Alpha Centauri A (l) en Alpha Centauri B, in rode cirkel midden Proxima credits; Wikipedia Commons / Skatebiker

Het aantal bekende exoplaneten mag dan wel in relatief korte tijd fors gestegen zijn,  er zijn ruim 4000 bevestigde detecties, en nog bijna evenveel kandidaten zijn in afwachting van bevestiging – maar de extra aandacht gaat, niet geheel onbegrijpelijk i.v.m. toekomstige interstellaire reizen, uit naar de meer nabije stersystemen en hun potentiële exoplaneten. Met een afstand van 4,32 lichtjaar is Alpha Centauri het voor ons dichtstbijzijnde stersysteem. Het Alpha Centauri systeem bestaat uit Alpha Centauri A, een gele ster van het G-type die iets groter is dan onze zon, en Alpha Centauri B – een oranje ster van het K-type die meer weg heeft van onze zon. Dan is er nog Proxima Centauri. Naar alle waarschijnlijkheid vormt Alpha Centauri samen met deze veel zwakkere Proxima Centauri een drievoudig stelsel.

Hoewel recent nog een potentieel bewoonbare planeet werd ontdekt rond Proxima Centauri (Proxima b) blijven exoplaneten rondom Alpha Centauri vooralsnog een flinke puzzel. Men hoopte met het onderzoek ook meer inzicht te krijgen in waarom de ene exoplaneet mogelijk meer ‘bewoonbaar’ is dan de andere. Om te bepalen of en welke ster van  Alpha Centauri bewoonbare exoplaneten in hun omgeving zou kunnen bevatten, modelleerde de astrofysici dus een theoretische tweeling van onze aarde in dit Alpha Centauri systeem. Hieruit bleek dat potentieel leven ondersteunende exoplaneten, welke te vinden zijn in de ‘habitable zones’ of bewoonbare zones, waarschijnlijker te vinden zijn rondom de Alpha Centauri A.

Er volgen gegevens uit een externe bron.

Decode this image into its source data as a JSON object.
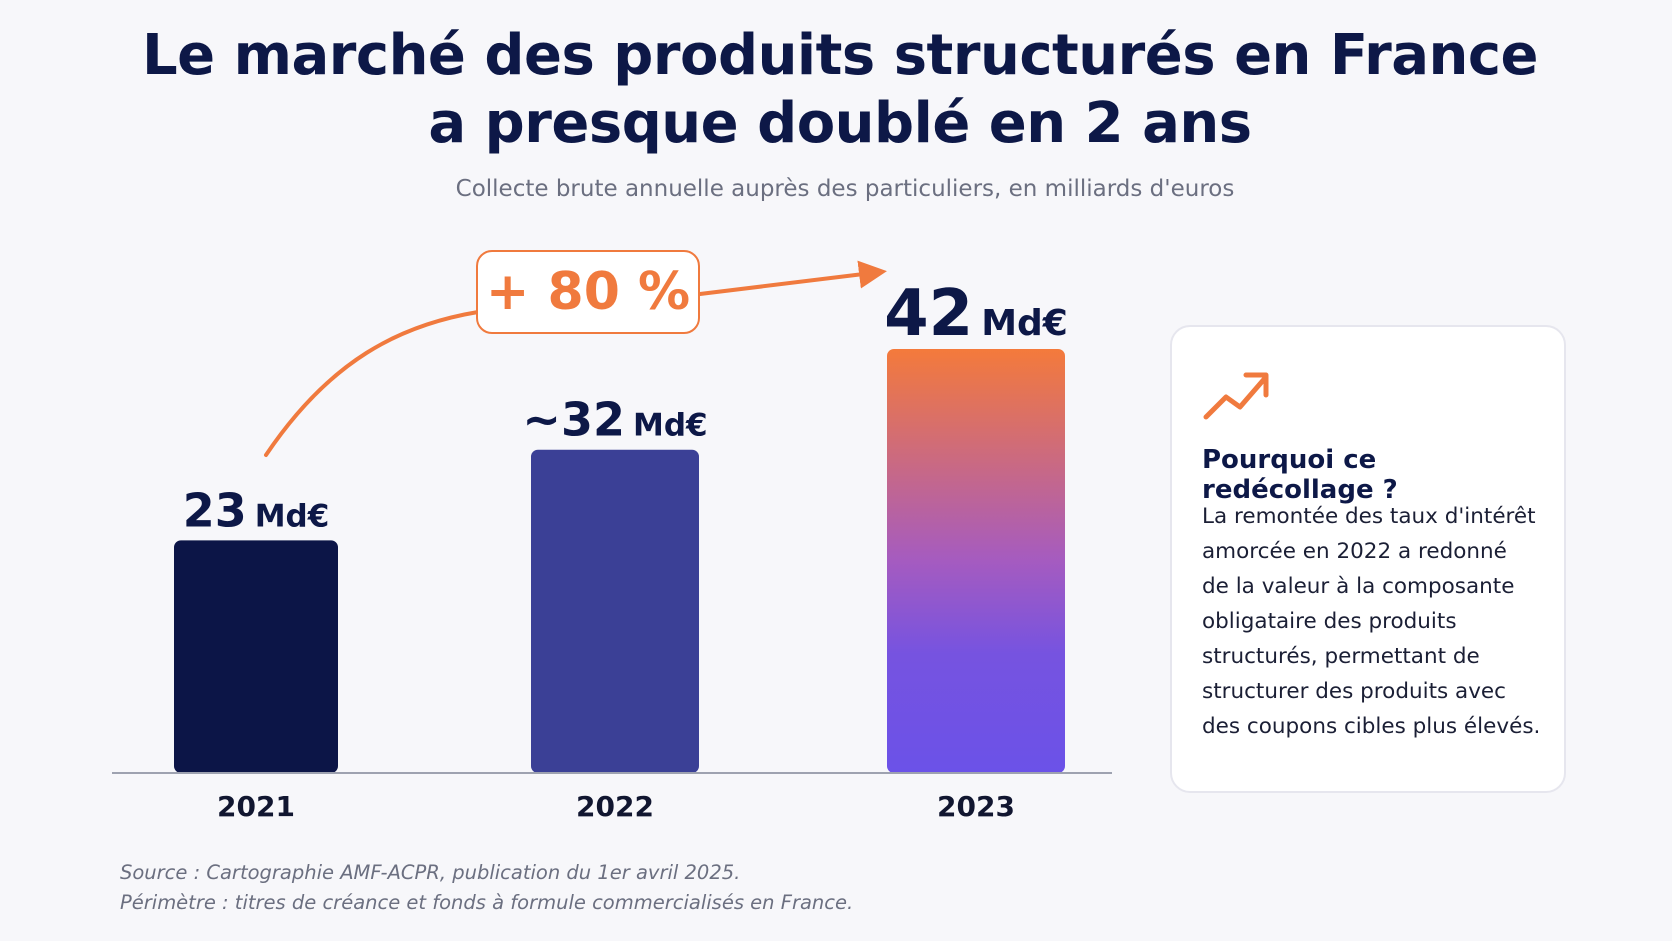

In 2012 dachten astronomen dat ze een kandidaat-exoplaneet hadden gevonden die rond Alpha Centauri B cirkelde (aangeduid als Alpha Centauri Bb). Helaas heeft de daaropvolgende analyse astronomen ertoe gebracht tegen 2015 aan te kondigen dat dit een vals positief was. Een mogelijke planetaire transit werd opgemerkt in 2013, maar deze potentiële kandidaat was naar verluidt te dicht bij de ster om leven te kunnen ondersteunen. Om te bepalen of Alpha Centauri bewoonbare exoplaneten kon bevatten, modelleerde men dus een ’tweeling’ aarde. De aanpak bestond uit het contrasteren van hoe de axiale kanteling van de aarde, schuine stand, in de tijd varieert in vergelijking met de variatie van de axiale kanteling van Mars. Vervolgens hebben ze deze exo-Aarde  gemodelleerd met omringende bewoonbare zones van Alpha Centauri A en B’s, (Goldilocks-zones) of circumstellaire bewoonbare zone (CHZ), het bereik van banen rond een ster waarbinnen een planetair oppervlak vloeibaar water kan ondersteunen bij voldoende atmosferische druk.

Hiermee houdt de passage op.